Control Flow

Streaming array pipelines

Before reducing your stream of arrays (e.g. averaging them together), you may want to transform them. This can be done with the ipipe() function:

npstreams.ipipe(*args, **kwargs)

Pipe arrays through a sequence of functions. For example:

pipe(f, g, h, stream) is equivalent to

for arr in stream:
    yield f(g(h(arr)))
  • *funcs (callable) – Callable that support Numpy arrays in their first argument. These should NOT be generator functions.

  • arrays (iterable) – Stream of arrays to be passed.

  • processes (int or None, optional, keyword-only) – Number of processes to use. If None, maximal number of processes is used. Default is one.
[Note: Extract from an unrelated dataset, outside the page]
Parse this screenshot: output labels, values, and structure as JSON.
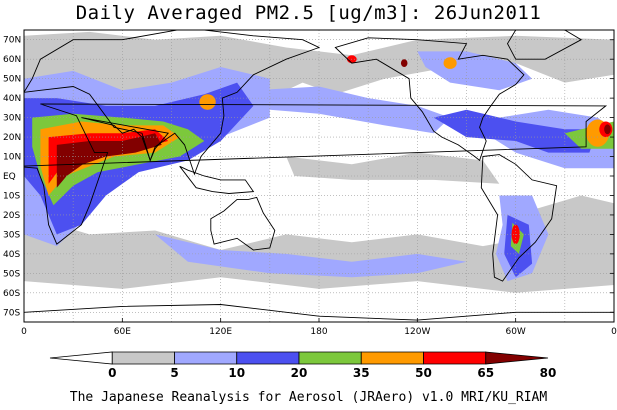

  • ntotal (int or None, optional, keyword-only) – If the length of arrays is known, but passing arrays as a list would take too much memory, the total number of arrays ntotal can be specified. This allows for pmap to chunk better in case of processes > 1.


piped (ndarray)

Imagine we have the following pipeline, in which we want processes images in some iterable arrays as follows:

  • Remove negative pixel intensity values;

  • Adjust the gamma value of images (from Scikit-image’s exposure module);

  • Average the result together.

The following lines will do the trick:

from functools import partial
from npstreams import ipipe, iaverage, last
from skimage.exposure import adjust_gamma

def remove_negative(arr):
    arr[arr < 0] = 0
    return arr

pipeline = ipipe(adjust_gamma, remove_negative, arrays)
avgs = last(iaverage(pipeline))

If the pipeline is computationally intensive, we can also pipe arrays in parallel using the keyword-only processes:

pipeline = ipipe(adjust_gamma, remove_negative, arrays, processes = 4)  # 4 cores will be used
avgs = last(iaverage(pipeline))

Since ipipe() uses pmap() under the hood, we can also use all available cores by passing processes = None.